I mobili soggiorno LAGO: contenere, esporre, dividere
La collezione di mobili soggiorno si articola in famiglie che rispondono a funzioni precise. Le pareti attrezzate e i mobili tv, a terra o a parete, costruiscono il fronte principale della stanza alternando volumi chiusi e vani a giorno. Le librerie lavorano invece sull’esposizione: progettate a parete rendono il salotto più funzionale, mentre nelle versioni selfstanding diventano elementi divisori, utili a separare le funzioni di un open space senza costruire barriere. Completano il sistema le mensole in vetro extrachiaro o fumé, quasi impercettibili, che si integrano a boiserie in vetro colorato o XGlass senza interrompere la continuità della superficie.

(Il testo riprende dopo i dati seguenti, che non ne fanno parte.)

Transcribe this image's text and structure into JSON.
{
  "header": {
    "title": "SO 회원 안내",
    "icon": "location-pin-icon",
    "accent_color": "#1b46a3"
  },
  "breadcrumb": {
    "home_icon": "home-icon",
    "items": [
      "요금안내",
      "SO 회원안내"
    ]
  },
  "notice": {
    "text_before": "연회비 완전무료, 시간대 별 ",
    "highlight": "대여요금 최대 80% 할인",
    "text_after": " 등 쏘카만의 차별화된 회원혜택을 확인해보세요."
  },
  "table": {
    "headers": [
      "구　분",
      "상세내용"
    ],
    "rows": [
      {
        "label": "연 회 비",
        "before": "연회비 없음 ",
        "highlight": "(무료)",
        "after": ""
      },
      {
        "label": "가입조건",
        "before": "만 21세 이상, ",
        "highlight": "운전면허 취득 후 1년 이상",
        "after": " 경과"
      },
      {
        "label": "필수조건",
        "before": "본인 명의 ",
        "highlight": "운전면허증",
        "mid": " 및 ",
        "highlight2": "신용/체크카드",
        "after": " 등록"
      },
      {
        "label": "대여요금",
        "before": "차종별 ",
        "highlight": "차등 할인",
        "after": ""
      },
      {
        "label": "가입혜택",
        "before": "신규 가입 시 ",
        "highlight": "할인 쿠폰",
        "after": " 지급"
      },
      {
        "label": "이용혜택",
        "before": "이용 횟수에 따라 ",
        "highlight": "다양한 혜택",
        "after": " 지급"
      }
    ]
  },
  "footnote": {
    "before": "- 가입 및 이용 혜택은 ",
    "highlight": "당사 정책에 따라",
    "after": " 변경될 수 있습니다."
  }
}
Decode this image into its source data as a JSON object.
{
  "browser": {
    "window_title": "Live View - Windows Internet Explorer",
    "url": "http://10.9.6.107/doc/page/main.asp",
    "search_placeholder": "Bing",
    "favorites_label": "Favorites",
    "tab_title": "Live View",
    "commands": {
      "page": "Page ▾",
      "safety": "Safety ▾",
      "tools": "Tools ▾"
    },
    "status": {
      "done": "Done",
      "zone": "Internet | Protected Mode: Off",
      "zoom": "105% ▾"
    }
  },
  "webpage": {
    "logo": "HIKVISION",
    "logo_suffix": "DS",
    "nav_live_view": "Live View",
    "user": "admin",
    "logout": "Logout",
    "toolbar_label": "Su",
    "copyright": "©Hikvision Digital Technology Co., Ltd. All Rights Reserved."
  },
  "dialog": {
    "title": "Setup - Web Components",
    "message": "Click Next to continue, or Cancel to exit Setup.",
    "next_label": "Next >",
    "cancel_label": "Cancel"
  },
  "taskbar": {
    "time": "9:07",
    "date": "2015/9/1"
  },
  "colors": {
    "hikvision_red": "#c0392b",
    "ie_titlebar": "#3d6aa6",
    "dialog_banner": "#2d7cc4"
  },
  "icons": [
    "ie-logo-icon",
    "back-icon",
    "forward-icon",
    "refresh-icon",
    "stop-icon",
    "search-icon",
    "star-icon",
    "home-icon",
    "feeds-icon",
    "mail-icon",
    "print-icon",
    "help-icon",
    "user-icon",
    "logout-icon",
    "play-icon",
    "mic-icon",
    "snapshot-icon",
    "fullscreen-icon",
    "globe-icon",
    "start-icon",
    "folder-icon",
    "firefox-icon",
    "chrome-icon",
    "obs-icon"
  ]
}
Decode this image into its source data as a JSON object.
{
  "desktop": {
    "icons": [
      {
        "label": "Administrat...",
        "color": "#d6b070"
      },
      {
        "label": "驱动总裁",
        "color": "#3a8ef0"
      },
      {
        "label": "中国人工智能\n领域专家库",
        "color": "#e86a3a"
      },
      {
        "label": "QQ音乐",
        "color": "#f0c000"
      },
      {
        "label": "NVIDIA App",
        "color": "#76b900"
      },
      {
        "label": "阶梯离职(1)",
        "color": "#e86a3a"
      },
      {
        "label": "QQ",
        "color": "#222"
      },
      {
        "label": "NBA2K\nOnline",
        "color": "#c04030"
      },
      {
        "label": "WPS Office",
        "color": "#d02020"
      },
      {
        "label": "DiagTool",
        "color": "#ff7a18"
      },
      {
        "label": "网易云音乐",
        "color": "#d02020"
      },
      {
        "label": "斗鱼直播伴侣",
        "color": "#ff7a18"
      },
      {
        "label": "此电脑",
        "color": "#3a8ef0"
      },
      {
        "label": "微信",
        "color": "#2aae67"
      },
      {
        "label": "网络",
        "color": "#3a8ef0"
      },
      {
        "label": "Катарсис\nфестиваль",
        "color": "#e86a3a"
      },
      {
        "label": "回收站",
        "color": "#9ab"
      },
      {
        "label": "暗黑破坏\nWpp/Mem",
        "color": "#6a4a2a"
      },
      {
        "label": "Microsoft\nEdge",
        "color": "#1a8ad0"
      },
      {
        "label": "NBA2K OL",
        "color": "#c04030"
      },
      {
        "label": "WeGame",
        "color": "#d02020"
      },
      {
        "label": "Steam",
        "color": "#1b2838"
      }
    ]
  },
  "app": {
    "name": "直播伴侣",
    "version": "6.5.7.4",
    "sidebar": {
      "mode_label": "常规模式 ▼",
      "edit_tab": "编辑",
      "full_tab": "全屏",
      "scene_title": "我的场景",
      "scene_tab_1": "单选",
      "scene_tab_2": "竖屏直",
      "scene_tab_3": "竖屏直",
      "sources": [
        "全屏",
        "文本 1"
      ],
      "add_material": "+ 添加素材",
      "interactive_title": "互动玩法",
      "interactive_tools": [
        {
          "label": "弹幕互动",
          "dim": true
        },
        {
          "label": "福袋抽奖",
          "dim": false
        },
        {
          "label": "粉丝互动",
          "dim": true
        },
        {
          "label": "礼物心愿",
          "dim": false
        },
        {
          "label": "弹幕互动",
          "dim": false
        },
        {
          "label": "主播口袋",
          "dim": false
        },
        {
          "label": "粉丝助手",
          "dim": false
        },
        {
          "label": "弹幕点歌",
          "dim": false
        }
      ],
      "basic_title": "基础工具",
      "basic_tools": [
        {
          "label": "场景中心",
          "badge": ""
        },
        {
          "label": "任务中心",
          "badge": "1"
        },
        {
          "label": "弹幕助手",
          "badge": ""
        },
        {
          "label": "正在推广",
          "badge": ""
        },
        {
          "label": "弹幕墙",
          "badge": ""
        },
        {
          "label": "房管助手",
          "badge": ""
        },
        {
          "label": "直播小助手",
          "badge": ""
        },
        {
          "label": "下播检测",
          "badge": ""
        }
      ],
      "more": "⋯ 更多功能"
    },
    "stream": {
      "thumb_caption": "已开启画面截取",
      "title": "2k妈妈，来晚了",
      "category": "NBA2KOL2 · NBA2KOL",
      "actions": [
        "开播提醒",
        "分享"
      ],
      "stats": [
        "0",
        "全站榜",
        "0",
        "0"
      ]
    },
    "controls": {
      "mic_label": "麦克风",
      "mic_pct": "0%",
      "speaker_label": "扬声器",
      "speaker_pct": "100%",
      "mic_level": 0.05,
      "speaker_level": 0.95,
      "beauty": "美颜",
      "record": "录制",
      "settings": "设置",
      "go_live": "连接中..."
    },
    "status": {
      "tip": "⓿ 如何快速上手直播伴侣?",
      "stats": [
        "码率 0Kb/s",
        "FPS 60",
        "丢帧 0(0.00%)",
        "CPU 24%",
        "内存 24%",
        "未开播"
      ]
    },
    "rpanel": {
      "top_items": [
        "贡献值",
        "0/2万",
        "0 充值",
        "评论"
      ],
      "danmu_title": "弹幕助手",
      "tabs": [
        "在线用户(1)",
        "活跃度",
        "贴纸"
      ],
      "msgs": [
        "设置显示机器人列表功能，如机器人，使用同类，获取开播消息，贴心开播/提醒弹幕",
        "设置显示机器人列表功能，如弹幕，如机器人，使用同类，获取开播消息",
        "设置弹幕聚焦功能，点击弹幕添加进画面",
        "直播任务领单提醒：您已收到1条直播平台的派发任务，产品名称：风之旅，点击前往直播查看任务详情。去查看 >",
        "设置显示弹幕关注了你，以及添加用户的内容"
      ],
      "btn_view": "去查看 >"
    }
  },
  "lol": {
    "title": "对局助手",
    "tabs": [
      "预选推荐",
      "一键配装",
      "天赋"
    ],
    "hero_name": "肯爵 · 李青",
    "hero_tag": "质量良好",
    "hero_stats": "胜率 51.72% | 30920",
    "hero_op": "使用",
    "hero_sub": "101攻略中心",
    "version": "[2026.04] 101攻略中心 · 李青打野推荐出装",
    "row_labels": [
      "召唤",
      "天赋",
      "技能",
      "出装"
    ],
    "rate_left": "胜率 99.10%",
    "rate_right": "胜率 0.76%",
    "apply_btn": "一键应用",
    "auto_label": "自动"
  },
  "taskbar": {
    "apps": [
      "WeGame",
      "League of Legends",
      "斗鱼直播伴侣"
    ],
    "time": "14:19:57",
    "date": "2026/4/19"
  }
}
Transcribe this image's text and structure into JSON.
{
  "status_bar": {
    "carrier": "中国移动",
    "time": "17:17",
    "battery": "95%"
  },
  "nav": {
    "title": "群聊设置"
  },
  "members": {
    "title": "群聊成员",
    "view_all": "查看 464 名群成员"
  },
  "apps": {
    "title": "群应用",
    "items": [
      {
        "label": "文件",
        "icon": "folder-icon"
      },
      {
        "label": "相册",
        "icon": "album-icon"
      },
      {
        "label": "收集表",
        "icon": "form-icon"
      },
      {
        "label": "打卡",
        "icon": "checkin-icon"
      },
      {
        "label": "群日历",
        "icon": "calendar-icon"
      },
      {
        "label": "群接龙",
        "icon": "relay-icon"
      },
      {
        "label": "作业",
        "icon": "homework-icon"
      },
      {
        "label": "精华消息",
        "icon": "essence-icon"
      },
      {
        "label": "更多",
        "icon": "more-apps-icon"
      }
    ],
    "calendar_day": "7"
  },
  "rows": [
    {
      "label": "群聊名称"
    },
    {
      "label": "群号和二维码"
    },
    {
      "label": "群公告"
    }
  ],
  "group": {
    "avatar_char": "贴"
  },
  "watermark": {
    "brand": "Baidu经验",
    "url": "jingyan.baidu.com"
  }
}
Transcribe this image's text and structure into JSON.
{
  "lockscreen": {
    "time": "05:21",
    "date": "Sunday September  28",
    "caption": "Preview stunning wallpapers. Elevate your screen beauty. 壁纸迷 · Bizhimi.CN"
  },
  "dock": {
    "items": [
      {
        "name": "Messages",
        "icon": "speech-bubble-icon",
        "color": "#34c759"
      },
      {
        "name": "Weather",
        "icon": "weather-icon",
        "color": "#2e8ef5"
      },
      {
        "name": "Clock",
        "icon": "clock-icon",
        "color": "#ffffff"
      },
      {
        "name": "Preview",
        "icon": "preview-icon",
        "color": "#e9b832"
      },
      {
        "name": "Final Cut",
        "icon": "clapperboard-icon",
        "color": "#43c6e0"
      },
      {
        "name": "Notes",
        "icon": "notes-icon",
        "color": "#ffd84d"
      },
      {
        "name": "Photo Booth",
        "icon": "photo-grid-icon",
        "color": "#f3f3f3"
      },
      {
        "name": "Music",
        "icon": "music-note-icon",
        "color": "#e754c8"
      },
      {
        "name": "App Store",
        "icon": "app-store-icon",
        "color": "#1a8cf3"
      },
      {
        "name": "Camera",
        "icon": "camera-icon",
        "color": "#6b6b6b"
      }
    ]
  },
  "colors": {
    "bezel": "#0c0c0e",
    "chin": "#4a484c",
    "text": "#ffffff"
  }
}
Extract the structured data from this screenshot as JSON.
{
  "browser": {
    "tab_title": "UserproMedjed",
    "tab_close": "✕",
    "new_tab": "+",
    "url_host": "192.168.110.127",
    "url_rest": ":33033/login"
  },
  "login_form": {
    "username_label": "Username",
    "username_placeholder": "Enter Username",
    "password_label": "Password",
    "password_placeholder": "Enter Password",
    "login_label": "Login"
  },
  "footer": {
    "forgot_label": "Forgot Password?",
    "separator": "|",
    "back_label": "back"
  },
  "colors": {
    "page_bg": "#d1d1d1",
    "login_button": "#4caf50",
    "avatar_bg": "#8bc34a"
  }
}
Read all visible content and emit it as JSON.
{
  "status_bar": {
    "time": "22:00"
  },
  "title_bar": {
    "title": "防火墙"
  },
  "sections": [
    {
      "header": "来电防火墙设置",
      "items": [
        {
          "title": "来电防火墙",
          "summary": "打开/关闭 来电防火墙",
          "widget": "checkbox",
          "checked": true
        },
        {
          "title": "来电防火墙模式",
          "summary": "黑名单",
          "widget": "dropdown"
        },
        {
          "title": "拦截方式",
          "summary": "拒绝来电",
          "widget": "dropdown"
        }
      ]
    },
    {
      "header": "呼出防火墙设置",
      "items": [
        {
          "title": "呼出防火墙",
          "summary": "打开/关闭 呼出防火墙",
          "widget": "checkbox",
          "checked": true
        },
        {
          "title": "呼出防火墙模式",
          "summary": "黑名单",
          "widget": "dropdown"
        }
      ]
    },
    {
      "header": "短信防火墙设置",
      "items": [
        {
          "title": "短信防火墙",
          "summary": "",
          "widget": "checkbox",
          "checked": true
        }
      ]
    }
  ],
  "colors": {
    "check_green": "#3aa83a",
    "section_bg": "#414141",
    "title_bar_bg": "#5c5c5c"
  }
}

Sedute, tavolini e complementi: il comfort che definisce l’atmosfera
Accanto ai sistemi contenitivi, il soggiorno si costruisce con gli elementi che si vivono davvero. I divani LAGO sono componibili e versatili, pensati per essere configurati sulle dimensioni reali del salotto. Le poltrone aggiungono comfort e carattere, e in alcune versioni si trasformano all’occorrenza in letti singoli o matrimoniali: una risposta concreta per chi ospita senza avere una camera in più.
I tavolini, disponibili in forme rotonde, rettangolari o quadrate, si personalizzano in finiture che spaziano dal vetro al legno rovere Wildwood all’XGlass. Tappeti e specchi, infine, chiudono la composizione lavorando su texture, luce e riflessi, tutti dettagli che incidono sull’atmosfera dell’ambiente più di quanto si tenda a considerare.
Materiali scelti per durare
La qualità di un soggiorno si misura sul lungo periodo. LAGO impiega vetro temperato extrachiaro, legno rovere invecchiato, XGlass e tessuti di alta qualità: il vetro porta leggerezza e luminosità, il legno restituisce calore e naturalezza mantenendo resistenza, i tessuti definiscono comfort e cromie.
A questa selezione si affianca la lavorazione artigianale, che garantisce arredi capaci di conservare la propria integrità estetica negli anni. La durabilità è anche una scelta ambientale: un mobile che non va sostituito riduce consumo di risorse e produzione di scarti.

Composizioni preconfigurate o progetto su misura
Non tutti i percorsi di arredo sono uguali. Per chi cerca un risultato immediato e di forte impatto, LAGO propone composizioni preconfigurate, già calibrate nelle proporzioni. Per chi ha invece uno spazio con vincoli specifici, o desidera un risultato esclusivo, la strada è quella delle soluzioni su misura, costruite sulle caratteristiche effettive dell’ambiente.
In entrambi i casi il configuratore online permette di comporre e visualizzare le soluzioni in tempo reale, confrontando dimensioni e finiture prima della decisione. Uno strumento che affianca la consulenza dei rivenditori autorizzati, dove materiali e lavorazioni si valutano da vicino.
Una presenza internazionale, un linguaggio coerente
Con una rete di oltre 500 punti vendita selezionati tra store monomarca e partner qualificati, LAGO opera nei principali mercati dell’arredo, con collezioni impiegate nelle residenze private come nei progetti dedicati a hotel, uffici e spazi commerciali. Il filo che tiene insieme tutto questo è semplice: pensare il soggiorno non come una somma di mobili acquistati in momenti diversi, ma come un ambiente unitario, che può crescere e riorganizzarsi mantenendo la propria coerenza nel tempo.